И шеф размашисто написал на листе бумаге:

«Тов. нарком, прошу срочно прослушать запись допроса Вассера.

Ст. м-р Октябрьский»

– Вот и весь рапорт, – с удовлетворением сказал он, засовывая в пакет бобину с магнитной пленкой. – Думаю, нахальство тона подействует. Разве что…

Придвинул листок и быстро приписал еще несколько строчек, но Егору уже не показал.

Потом встал, сладко потянулся, так что захрустели мышцы всего его плотно сбитого тела.

– Хоть начальство нас и не ценит, сегодня мы с тобой, Егорка, одержали большущую победу. Скажем об этом без ложной скромности. Не знаю, как тебя, а меня после победы всегда переполняет радость жизни. Которая требует выхода. – Он подмигнул Дорину синим глазом. – Ты понимаешь, о чем я? Сейчас занесу в кабинет Наркома пакет и отбуду. Пойдем-ка, проводишь меня до лифта.

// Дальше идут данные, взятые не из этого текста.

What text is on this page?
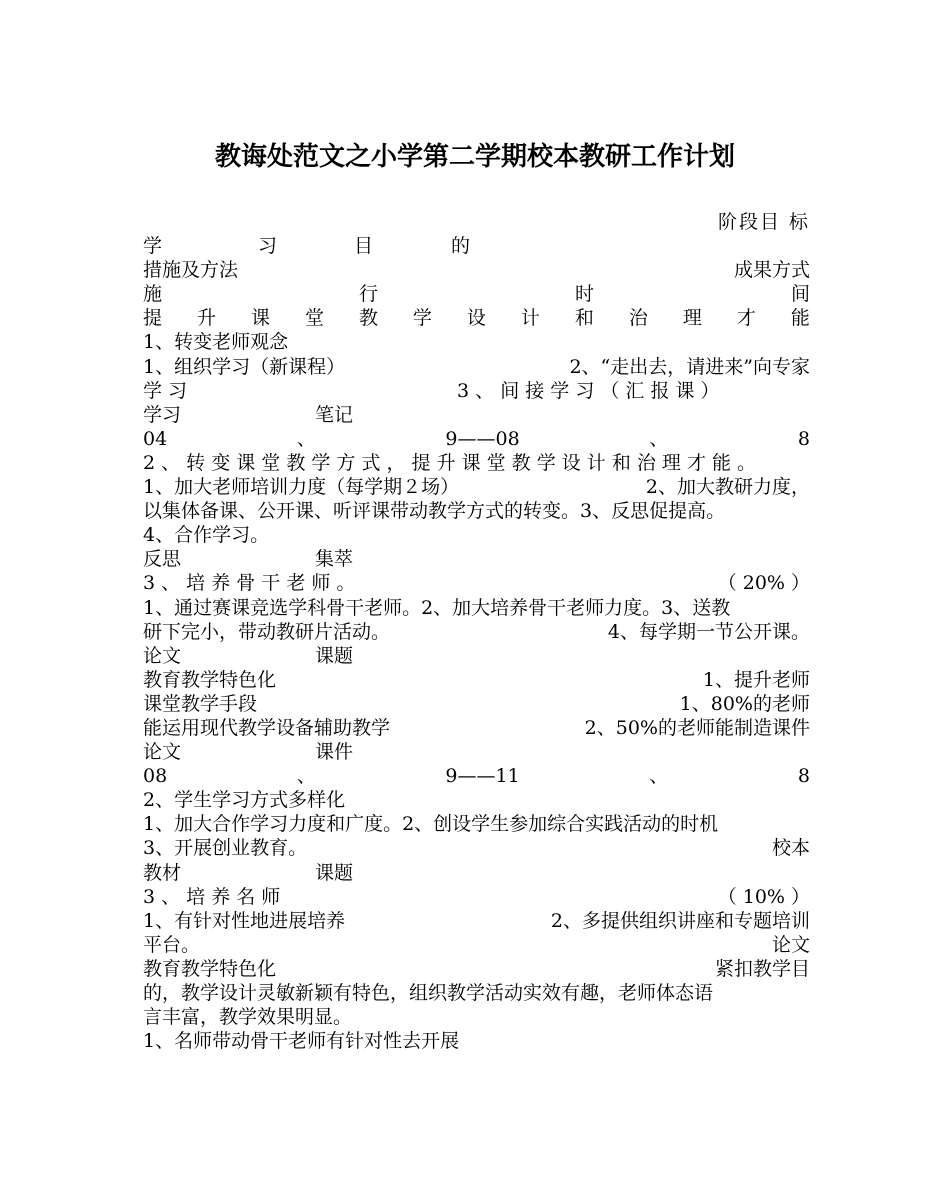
教诲处范文之小学第二学期校本教研工作计划
阶段目 标
学	习	目	的
措施及方法	成果方式
施	行	时	间
提 升 课 堂 教 学 设 计 和 治 理 才 能
1、转变老师观念
1、组织学习（新课程）	2、“走出去，请进来”向专家
学 习	3 、 间 接 学 习 （ 汇 报 课 ）
学习	笔记
04	、	9——08	、	8
2 、 转 变 课 堂 教 学 方 式 ， 提 升 课 堂 教 学 设 计 和 治 理 才 能 。
1、加大老师培训力度（每学期２场）	2、加大教研力度，
以集体备课、公开课、听评课带动教学方式的转变。3、反思促提高。
4、合作学习。
反思	集萃
3 、 培 养 骨 干 老 师 。	（ 20% ）
1、通过赛课竞选学科骨干老师。2、加大培养骨干老师力度。3、送教
研下完小，带动教研片活动。	4、每学期一节公开课。
论文	课题
教育教学特色化	1、提升老师
课堂教学手段	1、80%的老师
能运用现代教学设备辅助教学	2、50%的老师能制造课件
论文	课件
08	、	9——11	、	8
2、学生学习方式多样化
1、加大合作学习力度和广度。2、创设学生参加综合实践活动的时机
3、开展创业教育。	校本
教材	课题
3 、 培 养 名 师	（ 10% ）
1、有针对性地进展培养	2、多提供组织讲座和专题培训
平台。	论文
教育教学特色化	紧扣教学目
的，教学设计灵敏新颖有特色，组织教学活动实效有趣，老师体态语
言丰富，教学效果明显。
1、名师带动骨干老师有针对性去开展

Они вышли из кабинета. Октябрьский вышагивал по длинному коридору, напевая про любовь, у которой как у пташки крылья. Бодрится, подумал Егор. А самому, конечно, обидно.

– Между прочим, еду к известной тебе особе, – улыбнулся шеф. – Привет передать? Ты ее видел. В ресторане гостиницы «Москва».

– Увели? – ахнул Егор. – У тех франтиков? Саму Любовь Серову! Вот это да!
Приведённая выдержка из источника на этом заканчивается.